ChampagneLassie · 30/08/2024 09:05

I think a big part of the problem is GP practices are small businesses which are given a lot of autonomy on how they run and there is no impetus to improve these things. Probably it needs NHS to have criteria that they all have to do to enable it to be more accessible for more people. Another possibility i dont know if they could do already but charge for these things. Ie charge if you want specific times etc. I dont think it’s fair but it would be a start. Dentists do this, for example they offer NHS services but if you want appointment in peak time thats only private patients.

If they are going to charge for certain things, most of us might as well go private.

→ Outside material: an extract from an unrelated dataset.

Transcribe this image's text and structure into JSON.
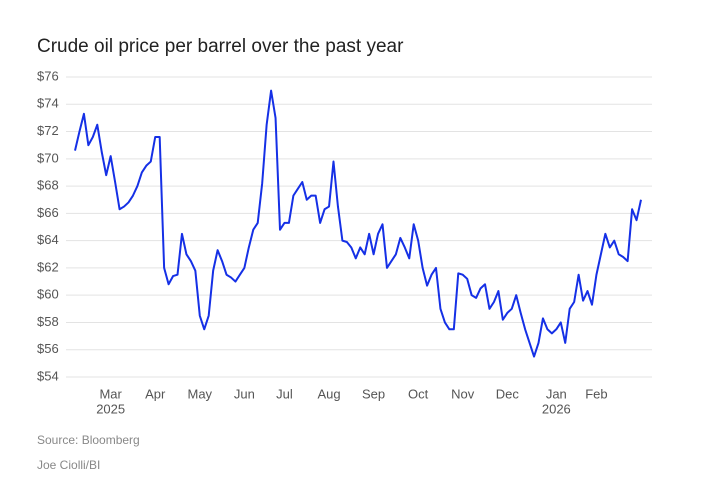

I've seen private drs surgeries near me charging like £40 for a consult. At the time of my choosing even if that's 8pm. If the NHS gp is going to charge anything near that then I'll be going private for as much as I can.

aSpanielintheworks · 30/08/2024 19:45

I'm in school so I've been off for the holidays. I have had a medical review today with the doctor. The last possible day it could be as its just not possible in term time to ring at 8am to join the queueing system for an appointment where you have no idea what time the doctor will ring you back.
I have been trying to make this appointment for the last 6 weeks.

Every routine appointment needs meticulous planning and I hope to God I never actually get ill.